The Epidemiological and Economic Impact of COVID-19 in Kazakhstan: An Agent-Based Modeling

Healthcare (Basel). 2023 Nov 16;11(22):2968. doi: 10.3390/healthcare11222968.

Abstract

Background: Our study aimed to assess how effective the preventative measures taken by the state authorities during the pandemic were in terms of public health protection and the rational use of material and human resources.

Materials and methods: We utilized a stochastic agent-based model for COVID-19's spread combined with the WHO-recommended COVID-ESFT version 2.0 tool for material and labor cost estimation.

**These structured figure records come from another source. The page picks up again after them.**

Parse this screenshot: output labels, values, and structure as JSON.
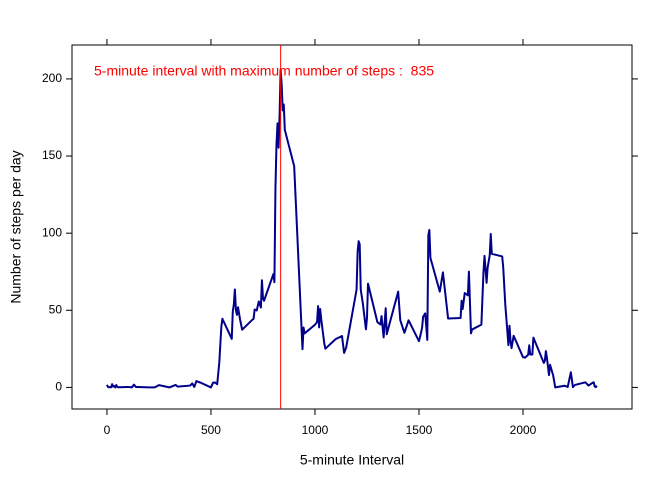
{
  "chart_data": {
    "type": "line",
    "xlabel": "5-minute Interval",
    "ylabel": "Number of steps per day",
    "annotation": "5-minute interval with maximum number of steps :  835",
    "annotation_color": "red",
    "vline": 835,
    "vline_color": "red",
    "color": "#00008B",
    "xlim": [
      -168,
      2524
    ],
    "ylim": [
      -14,
      222
    ],
    "xticks": [
      0,
      500,
      1000,
      1500,
      2000
    ],
    "yticks": [
      0,
      50,
      100,
      150,
      200
    ],
    "x": [
      0,
      5,
      10,
      15,
      20,
      25,
      30,
      35,
      40,
      45,
      50,
      55,
      100,
      110,
      120,
      130,
      140,
      150,
      200,
      230,
      250,
      300,
      330,
      340,
      400,
      410,
      420,
      430,
      440,
      450,
      500,
      510,
      520,
      530,
      540,
      550,
      555,
      600,
      605,
      610,
      615,
      620,
      625,
      630,
      640,
      650,
      700,
      705,
      710,
      720,
      730,
      740,
      745,
      750,
      755,
      800,
      805,
      810,
      815,
      820,
      825,
      830,
      835,
      840,
      845,
      850,
      855,
      900,
      940,
      945,
      950,
      1000,
      1010,
      1015,
      1020,
      1025,
      1030,
      1045,
      1050,
      1100,
      1130,
      1140,
      1150,
      1200,
      1205,
      1210,
      1215,
      1220,
      1230,
      1245,
      1250,
      1255,
      1300,
      1315,
      1320,
      1330,
      1340,
      1345,
      1400,
      1410,
      1430,
      1450,
      1500,
      1510,
      1515,
      1520,
      1530,
      1540,
      1545,
      1550,
      1555,
      1600,
      1615,
      1640,
      1700,
      1705,
      1710,
      1720,
      1735,
      1740,
      1750,
      1755,
      1800,
      1810,
      1815,
      1825,
      1830,
      1840,
      1845,
      1850,
      1900,
      1905,
      1915,
      1930,
      1935,
      1940,
      1945,
      1955,
      2000,
      2010,
      2025,
      2030,
      2035,
      2045,
      2050,
      2100,
      2105,
      2110,
      2115,
      2125,
      2130,
      2145,
      2155,
      2200,
      2215,
      2230,
      2240,
      2250,
      2300,
      2315,
      2330,
      2340,
      2345,
      2350,
      2355
    ],
    "values": [
      1.7,
      0.3,
      0.1,
      0.2,
      0.1,
      2.1,
      0.5,
      0.9,
      0,
      1.5,
      0.3,
      0.1,
      0.3,
      0.2,
      0,
      1.8,
      0.2,
      0.3,
      0,
      0,
      1.5,
      0,
      1.6,
      0.5,
      1.2,
      2.6,
      0.3,
      4.1,
      3.5,
      3.1,
      0,
      3,
      3.2,
      2.1,
      16,
      39.5,
      44.5,
      31.5,
      49.3,
      53.8,
      63.5,
      50,
      47,
      52,
      44,
      37.4,
      44,
      44.5,
      50.5,
      49.9,
      55.7,
      51.8,
      69.5,
      57.8,
      56.2,
      73.4,
      68.2,
      129.4,
      157.5,
      171.2,
      155.4,
      177.3,
      206.2,
      195.9,
      179.6,
      183.4,
      167,
      143.5,
      24.8,
      38.8,
      35,
      40.6,
      42.4,
      52.7,
      38.9,
      50.8,
      44.3,
      28.3,
      25.1,
      31.4,
      33.3,
      22.4,
      25.9,
      63.4,
      87.7,
      94.8,
      92.8,
      63.4,
      54.5,
      37.7,
      45.1,
      67.3,
      42.3,
      40.8,
      46.2,
      32.4,
      51.3,
      34.5,
      62.1,
      43.6,
      35.4,
      43.5,
      30,
      35.5,
      38.8,
      45.9,
      48,
      30.8,
      98.7,
      102.1,
      84,
      62.1,
      74.6,
      44.7,
      45,
      56.2,
      50.8,
      61.2,
      59.7,
      75.1,
      35,
      37.5,
      40.7,
      74.7,
      85.3,
      67.8,
      77.7,
      85.6,
      99.5,
      86.6,
      84.9,
      77.8,
      53.5,
      27.4,
      40,
      30.2,
      25.5,
      33.5,
      19.6,
      19.3,
      21.2,
      27.3,
      21.3,
      21.3,
      32.3,
      15.9,
      17.2,
      23.5,
      19.2,
      8,
      14.7,
      7.8,
      0,
      1.1,
      0.3,
      9.8,
      0.2,
      1.6,
      3.3,
      1.2,
      2.6,
      3.3,
      0.6,
      0.2,
      1.1
    ]
  }
}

Results: Our long-term forecasts (up to 50 days) showed satisfactory results with a steady trend in the total cases. However, the short-term forecasts (up to 10 days) were more accurate during periods of relative stability interrupted by sudden outbreaks. The simulations indicated that the infection's spread was highest within families, with most COVID-19 cases occurring in the 26-59 age group. Government interventions resulted in 3.2 times fewer cases in Karaganda than predicted under a "no intervention" scenario, yielding an estimated economic benefit of 40%.

Conclusion: The combined tool we propose can accurately forecast the progression of the infection, enabling health organizations to allocate specialists and material resources in a timely manner.

Keywords: COVID-19; agent-based model; epidemiology; forecasting.